# NZ Ice Cream Christmas Pudding (unbaked)



## Instantkiwi (Nov 7, 2002)

May all time fav Christmas Cake is on my website but here is the next best for a summer Christmas:

NZ Ice Cream Christmas Pudding (unbaked!)

1/2 cup sultanas
1/2 cup currants
1/2 cup raisins
1/4 cup figs, finely chopped
1/2 cup brandy
1 cup red cherries
1 cup green cherries
1/2 cup dried apricots, chopped
50g dark chocolate, chopped
1/2 cup sliced almonds, toasted
2 litres vanilla ice cream, softened

Combine fruits and soak in the brandy for 12-24 hours. Stir occasionally.
Mix strained fruit, chocolate, almonds and ice cream together.
Line a large pudding basin with plastic wrap so that it hangs well over the sides. Spoon mixture in and smooth the surface and cover with the overhang wrap. Freeze until firm. Enjoy.... :p


----------



## kitchenelf (Nov 11, 2002)

OK, I need some help here.  I thought sultanas and raisins were the same thing.  This recipe sounds great but I have a hard time eating the red and green cherries.  I know how they are made and just can't bring myself to eat them. LOL

And figs - that fruit is truly a gift from God.  We'll have to call this an American 4th of July Pudding though.  I know I can't get figs anywhere here - unless you mean dried figs?


----------



## Instantkiwi (Nov 15, 2002)

*Figs, sultanas & raisins!!!*

Raisins are dried red grapes and bigger than sultanas which are the smaller white variety (correct me if I'm wrong) and dried figs is what I meant!!! We do get fresh here though I haven't used them in recipes.


----------



## kitchenelf (Nov 16, 2002)

Thanks for the clarification Instantkiwi.  I sure hope you weren't talking to me when you said "correct me if I'm wrong!!!"  

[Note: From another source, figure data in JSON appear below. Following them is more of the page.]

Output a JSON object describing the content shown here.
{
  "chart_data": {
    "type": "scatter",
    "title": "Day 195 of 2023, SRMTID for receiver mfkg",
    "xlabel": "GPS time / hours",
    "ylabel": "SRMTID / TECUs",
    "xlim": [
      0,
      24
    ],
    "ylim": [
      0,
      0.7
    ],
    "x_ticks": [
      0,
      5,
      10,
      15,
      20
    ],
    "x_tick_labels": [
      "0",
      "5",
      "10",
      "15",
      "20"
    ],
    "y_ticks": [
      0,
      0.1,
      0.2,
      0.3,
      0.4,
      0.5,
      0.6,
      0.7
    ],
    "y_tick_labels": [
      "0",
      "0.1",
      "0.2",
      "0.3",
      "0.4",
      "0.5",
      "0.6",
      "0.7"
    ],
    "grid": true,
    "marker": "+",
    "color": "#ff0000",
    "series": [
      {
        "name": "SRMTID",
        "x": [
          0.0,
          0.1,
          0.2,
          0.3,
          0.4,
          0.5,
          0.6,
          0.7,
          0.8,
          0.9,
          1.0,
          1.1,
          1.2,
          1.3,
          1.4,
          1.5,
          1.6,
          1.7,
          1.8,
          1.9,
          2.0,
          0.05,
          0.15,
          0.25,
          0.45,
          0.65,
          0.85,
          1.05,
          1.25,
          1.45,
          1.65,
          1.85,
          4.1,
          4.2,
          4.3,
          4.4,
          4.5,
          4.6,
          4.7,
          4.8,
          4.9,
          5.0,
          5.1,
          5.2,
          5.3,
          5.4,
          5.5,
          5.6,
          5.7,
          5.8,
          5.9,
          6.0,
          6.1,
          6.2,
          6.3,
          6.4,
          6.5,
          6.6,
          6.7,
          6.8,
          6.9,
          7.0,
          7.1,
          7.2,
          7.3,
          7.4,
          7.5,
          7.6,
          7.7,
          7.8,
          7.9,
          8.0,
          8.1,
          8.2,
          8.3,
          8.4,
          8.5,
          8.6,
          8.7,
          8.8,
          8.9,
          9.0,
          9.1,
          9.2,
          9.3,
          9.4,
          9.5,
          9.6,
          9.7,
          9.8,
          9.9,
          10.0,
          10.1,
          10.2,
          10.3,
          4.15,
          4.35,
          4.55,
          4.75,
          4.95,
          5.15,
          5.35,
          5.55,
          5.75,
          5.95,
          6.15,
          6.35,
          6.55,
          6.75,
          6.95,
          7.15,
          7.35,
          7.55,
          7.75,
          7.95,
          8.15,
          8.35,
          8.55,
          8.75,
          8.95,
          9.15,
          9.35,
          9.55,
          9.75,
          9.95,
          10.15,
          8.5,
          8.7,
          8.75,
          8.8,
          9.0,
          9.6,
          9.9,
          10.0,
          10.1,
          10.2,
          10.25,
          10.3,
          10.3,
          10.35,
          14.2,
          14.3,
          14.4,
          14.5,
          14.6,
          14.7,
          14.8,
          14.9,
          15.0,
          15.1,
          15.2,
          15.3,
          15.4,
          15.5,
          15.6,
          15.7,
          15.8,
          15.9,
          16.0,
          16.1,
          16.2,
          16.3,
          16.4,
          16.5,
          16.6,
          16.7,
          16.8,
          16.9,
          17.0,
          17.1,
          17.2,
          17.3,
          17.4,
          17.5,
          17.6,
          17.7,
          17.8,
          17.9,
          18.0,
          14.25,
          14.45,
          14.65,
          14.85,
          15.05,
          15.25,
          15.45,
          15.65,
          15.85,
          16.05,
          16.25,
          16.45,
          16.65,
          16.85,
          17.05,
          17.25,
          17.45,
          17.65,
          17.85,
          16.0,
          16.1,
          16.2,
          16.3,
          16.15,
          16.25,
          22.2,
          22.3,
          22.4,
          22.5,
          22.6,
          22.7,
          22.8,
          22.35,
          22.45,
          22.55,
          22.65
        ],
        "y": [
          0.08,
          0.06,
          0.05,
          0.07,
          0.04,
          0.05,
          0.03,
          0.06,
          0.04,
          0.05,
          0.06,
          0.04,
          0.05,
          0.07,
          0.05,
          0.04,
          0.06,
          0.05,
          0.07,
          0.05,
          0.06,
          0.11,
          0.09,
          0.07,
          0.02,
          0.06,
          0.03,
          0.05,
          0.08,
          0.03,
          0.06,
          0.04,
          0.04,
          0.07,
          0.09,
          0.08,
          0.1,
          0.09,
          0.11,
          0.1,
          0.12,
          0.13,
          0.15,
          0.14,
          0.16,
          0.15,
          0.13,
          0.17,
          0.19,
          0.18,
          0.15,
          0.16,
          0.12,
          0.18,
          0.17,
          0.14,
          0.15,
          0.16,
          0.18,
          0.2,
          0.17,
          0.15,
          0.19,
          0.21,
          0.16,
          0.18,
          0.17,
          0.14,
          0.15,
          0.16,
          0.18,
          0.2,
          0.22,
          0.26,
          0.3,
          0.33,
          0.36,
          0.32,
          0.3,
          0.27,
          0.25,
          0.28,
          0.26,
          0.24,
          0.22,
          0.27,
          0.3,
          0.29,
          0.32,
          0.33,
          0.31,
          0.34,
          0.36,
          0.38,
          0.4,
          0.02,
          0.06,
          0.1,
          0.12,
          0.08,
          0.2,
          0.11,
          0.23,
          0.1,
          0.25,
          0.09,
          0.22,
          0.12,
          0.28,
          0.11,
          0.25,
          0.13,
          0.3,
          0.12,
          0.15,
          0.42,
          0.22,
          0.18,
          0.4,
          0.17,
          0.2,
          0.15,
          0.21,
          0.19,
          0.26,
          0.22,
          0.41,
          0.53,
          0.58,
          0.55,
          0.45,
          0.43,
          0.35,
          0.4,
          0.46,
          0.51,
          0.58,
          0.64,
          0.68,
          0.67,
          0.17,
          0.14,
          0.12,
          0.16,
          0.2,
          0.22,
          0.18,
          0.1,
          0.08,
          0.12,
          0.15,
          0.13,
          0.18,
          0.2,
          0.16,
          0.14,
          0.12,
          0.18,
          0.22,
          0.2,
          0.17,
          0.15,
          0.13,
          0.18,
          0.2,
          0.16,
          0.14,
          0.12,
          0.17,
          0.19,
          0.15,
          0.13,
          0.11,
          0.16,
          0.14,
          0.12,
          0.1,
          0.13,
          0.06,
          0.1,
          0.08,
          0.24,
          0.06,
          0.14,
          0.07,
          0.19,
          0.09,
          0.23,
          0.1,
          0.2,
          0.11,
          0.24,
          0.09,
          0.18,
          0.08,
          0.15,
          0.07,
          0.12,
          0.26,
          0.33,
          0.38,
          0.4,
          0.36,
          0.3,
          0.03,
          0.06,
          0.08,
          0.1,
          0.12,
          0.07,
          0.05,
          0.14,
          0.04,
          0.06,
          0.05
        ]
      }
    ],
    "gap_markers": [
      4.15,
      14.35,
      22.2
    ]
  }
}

Now, I could suffer through the red and green cherries just to get to the brandy :p 

This sounds similar to the brandied fruit that you could keep and then give some away and keep adding to it and keep it going for a very long time.  But you only served that over ice cream.  This recipe of yours sounds really interesting with the addition of chocolate and almonds, along with freezing it.


----------